Aduei Riak ‘08, a member of Auslander’s class who is originally from the refugee camp in Sudan, says she was overwhelmed by the amount of time and care her fellow students put into the exhibition.
“For me,” she said, “it is like the hidden hardship and suffering we all experienced in refugee camps is being uncovered for the first time. It is such a comforting feeling to know that what we have gone through is now in the public eye. It is my hope that these paintings will serve as a learning instrument as people witness the horrific plight of young Sudanese people.”
“The artwork speaks for itself,” said Namita Aggarwal, a junior anthropology major who helped curate the exhibit. “We have captions for everything and we got in touch with a lot of the painters themselves to get some analysis about each painting from a southern Sudan perspective.”
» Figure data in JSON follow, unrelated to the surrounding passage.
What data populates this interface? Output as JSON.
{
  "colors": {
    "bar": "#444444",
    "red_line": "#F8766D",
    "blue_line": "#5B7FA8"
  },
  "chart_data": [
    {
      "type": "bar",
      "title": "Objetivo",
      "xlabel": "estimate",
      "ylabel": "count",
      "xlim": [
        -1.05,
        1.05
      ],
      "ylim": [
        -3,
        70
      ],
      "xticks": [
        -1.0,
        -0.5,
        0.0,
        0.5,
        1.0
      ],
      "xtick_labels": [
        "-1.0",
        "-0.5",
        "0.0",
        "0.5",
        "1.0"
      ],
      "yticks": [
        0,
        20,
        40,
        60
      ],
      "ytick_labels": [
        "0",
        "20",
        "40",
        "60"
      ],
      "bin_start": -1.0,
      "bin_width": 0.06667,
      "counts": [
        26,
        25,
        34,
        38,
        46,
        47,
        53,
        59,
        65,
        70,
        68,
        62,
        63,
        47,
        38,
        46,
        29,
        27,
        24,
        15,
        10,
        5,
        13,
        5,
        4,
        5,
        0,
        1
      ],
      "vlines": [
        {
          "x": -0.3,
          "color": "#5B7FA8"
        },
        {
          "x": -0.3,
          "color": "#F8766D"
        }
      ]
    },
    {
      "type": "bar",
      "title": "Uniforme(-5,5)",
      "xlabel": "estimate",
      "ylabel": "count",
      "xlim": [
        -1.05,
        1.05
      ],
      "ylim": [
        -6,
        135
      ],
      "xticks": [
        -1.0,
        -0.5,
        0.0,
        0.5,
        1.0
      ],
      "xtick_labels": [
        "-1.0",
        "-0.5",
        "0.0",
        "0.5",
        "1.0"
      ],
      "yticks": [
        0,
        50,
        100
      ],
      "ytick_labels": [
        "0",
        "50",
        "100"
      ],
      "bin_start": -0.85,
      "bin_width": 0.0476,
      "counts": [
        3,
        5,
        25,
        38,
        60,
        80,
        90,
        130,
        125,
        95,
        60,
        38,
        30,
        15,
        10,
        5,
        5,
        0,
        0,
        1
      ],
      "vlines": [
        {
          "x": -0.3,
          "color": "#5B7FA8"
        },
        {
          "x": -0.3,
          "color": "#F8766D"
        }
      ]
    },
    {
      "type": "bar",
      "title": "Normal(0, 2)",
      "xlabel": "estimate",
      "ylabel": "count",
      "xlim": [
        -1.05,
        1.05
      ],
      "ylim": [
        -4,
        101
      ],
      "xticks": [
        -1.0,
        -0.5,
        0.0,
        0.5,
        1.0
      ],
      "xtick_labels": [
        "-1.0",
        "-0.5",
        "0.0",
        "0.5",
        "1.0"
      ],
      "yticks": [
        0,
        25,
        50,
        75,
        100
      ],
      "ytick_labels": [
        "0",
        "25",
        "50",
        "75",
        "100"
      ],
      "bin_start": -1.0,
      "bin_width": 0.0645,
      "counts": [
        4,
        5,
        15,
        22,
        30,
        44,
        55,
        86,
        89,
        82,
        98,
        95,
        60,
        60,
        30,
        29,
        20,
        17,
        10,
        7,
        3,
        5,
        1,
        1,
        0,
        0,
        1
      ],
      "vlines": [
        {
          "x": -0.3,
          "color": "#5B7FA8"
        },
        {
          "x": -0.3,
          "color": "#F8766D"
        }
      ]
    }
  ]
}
Before the exhibition took place a charitable auction organized by Brandeis and SEF was held to “sell” the paintings. Once each painting was “sold,” the originals were donated back to Brandeis. According to Susan Winship, the SEF director, the paintings’ auction raised almost $5,000, which will go toward the Sudanese artists. Additional items were auctioned off raising approximately $30,000 toward the education of Sudanese refugees living in the Boston area.
The SEF reports approximately 3,500 young south Sudanese refugees arrived in the United States in 2000 and 2001. Of these, Winship says about 200 are now living in and around Boston.
Daniel Chol, a southern Sudanese man who now lives in Arlington, Mass., was very pleased with the Brandeis exhibit, explaining that viewing the art is a great way for people to understand what the Sudanese have been through.
“We need to maintain it for future generations,” he said. “I’m happy something was done to keep this here. One-hundred years later and beyond, our story will exist.”
In October, dozens of people attended the exhibition’s opening reception, which featured a singing lesson with a hymn in Dinka, the most widely spoken language in southern Sudan. Members of the Sudanese community pledged to spread word back in their homeland about the exhibit and the plan to preserve the artwork at Brandeis.